Peter Andreas Holger Sinding-Larsen (5 July 1869 - 12 December 1938) was a Norwegian architect. He is most associated with his work at Akershus Fortress, where he was a member of the restoration committee and architect from 1905 to 1922.

==Biography==
Sinding-Larsen was born in Christiania (now Oslo), Norway. He was the son of Alfred Sinding-Larsen (1839–1911) and Elisabeth Lange (1842–1887). He was a brother of physician Christian Magnus Sinding-Larsen, colonel Birger Fredrik Sinding-Larsen and painter Kristofer Sinding-Larsen.

Sinding-Larsen began his education at Kristiania tekniske skole (now Oslo ingeniørhøgskole) from 1885 to 1889 and received training from Herman Major Schirmer during surveying in Gudbrandsdalen. Then he studied in Berlin at the Technische Hochschule Charlottenburg (now Technische Universität Berlin) from 1892 to 1893 and served as an assistant under Johannes Vollmer in 1893. In the latter half of the 1890s, he went on study trips to Spain, Italy and Greece, but also to the UK and Sweden.

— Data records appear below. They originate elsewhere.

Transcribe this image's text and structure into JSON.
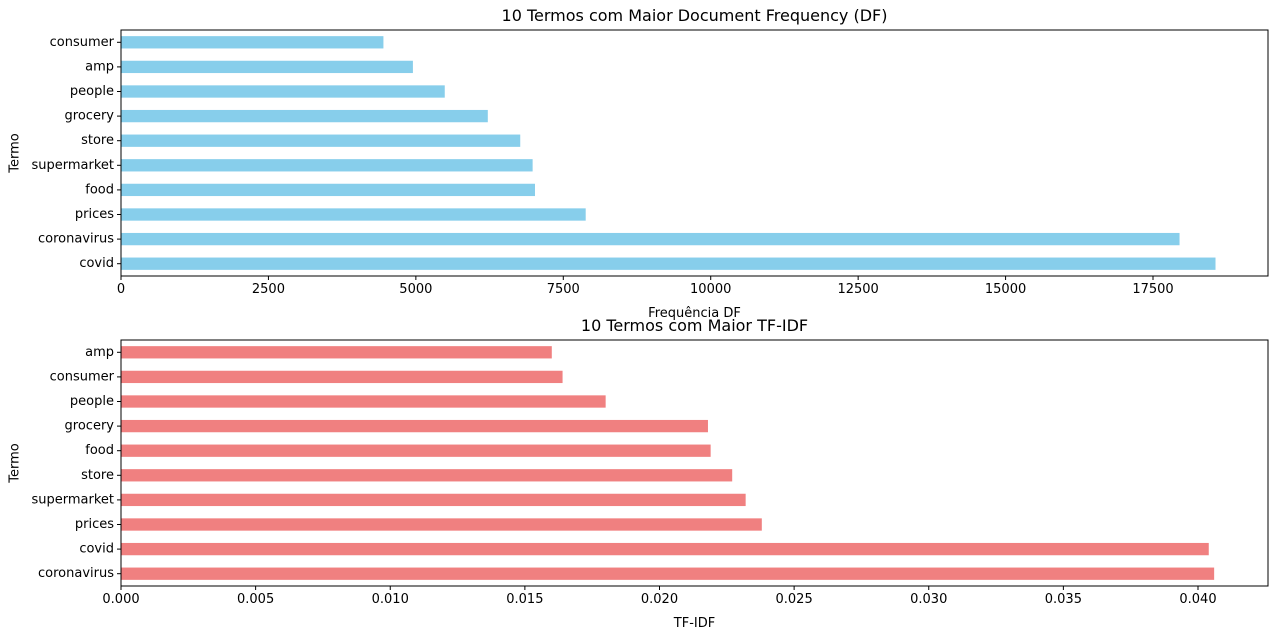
{
  "chart_data": [
    {
      "type": "bar",
      "orientation": "horizontal",
      "title": "10 Termos com Maior Document Frequency (DF)",
      "xlabel": "Frequência DF",
      "ylabel": "Termo",
      "categories": [
        "consumer",
        "amp",
        "people",
        "grocery",
        "store",
        "supermarket",
        "food",
        "prices",
        "coronavirus",
        "covid"
      ],
      "values": [
        4450,
        4950,
        5490,
        6220,
        6770,
        6980,
        7020,
        7880,
        17950,
        18560
      ],
      "xlim": [
        0,
        19450
      ],
      "xticks": [
        0,
        2500,
        5000,
        7500,
        10000,
        12500,
        15000,
        17500
      ],
      "xtick_labels": [
        "0",
        "2500",
        "5000",
        "7500",
        "10000",
        "12500",
        "15000",
        "17500"
      ],
      "color": "#87ceeb",
      "grid": false,
      "legend": false
    },
    {
      "type": "bar",
      "orientation": "horizontal",
      "title": "10 Termos com Maior TF-IDF",
      "xlabel": "TF-IDF",
      "ylabel": "Termo",
      "categories": [
        "amp",
        "consumer",
        "people",
        "grocery",
        "food",
        "store",
        "supermarket",
        "prices",
        "covid",
        "coronavirus"
      ],
      "values": [
        0.016,
        0.0164,
        0.018,
        0.0218,
        0.0219,
        0.0227,
        0.0232,
        0.0238,
        0.0404,
        0.0406
      ],
      "xlim": [
        0,
        0.0426
      ],
      "xticks": [
        0,
        0.005,
        0.01,
        0.015,
        0.02,
        0.025,
        0.03,
        0.035,
        0.04
      ],
      "xtick_labels": [
        "0.000",
        "0.005",
        "0.010",
        "0.015",
        "0.020",
        "0.025",
        "0.030",
        "0.035",
        "0.040"
      ],
      "color": "#f08080",
      "grid": false,
      "legend": false
    }
  ]
}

In 1895, he won the competition to design Holmenkollen Chapel from among 27 participants. He married Sine Broch Martens on 28 December 1895, at Johanneskirken in Bergen, Norway. He was in Paris for the Exposition Universelle (1900), where he designed the Norwegian Pavilion. In 1907, he became building inspector for the University of Christiania (now University of Oslo), a position he held until 1924. During the years between 1904 and 1915, he designed a number of large buildings at the university as well as several churches. Holger Sinding-Larsen was also awarded a silver medal for Designs for Town Planning in connection with the 1920 Summer Olympics in Antwerp.

Sinding-Larsen founded the Young Architects Association in 1891. In 1906, he started the Christiania Architectural Association, he also served as a teacher at the National Academy of the Arts School. He was awarded the King's Medal of Merit in gold and Fridtjof Nansen Prize for Outstanding Research. He was also knighted in the Swedish Order of Vasa.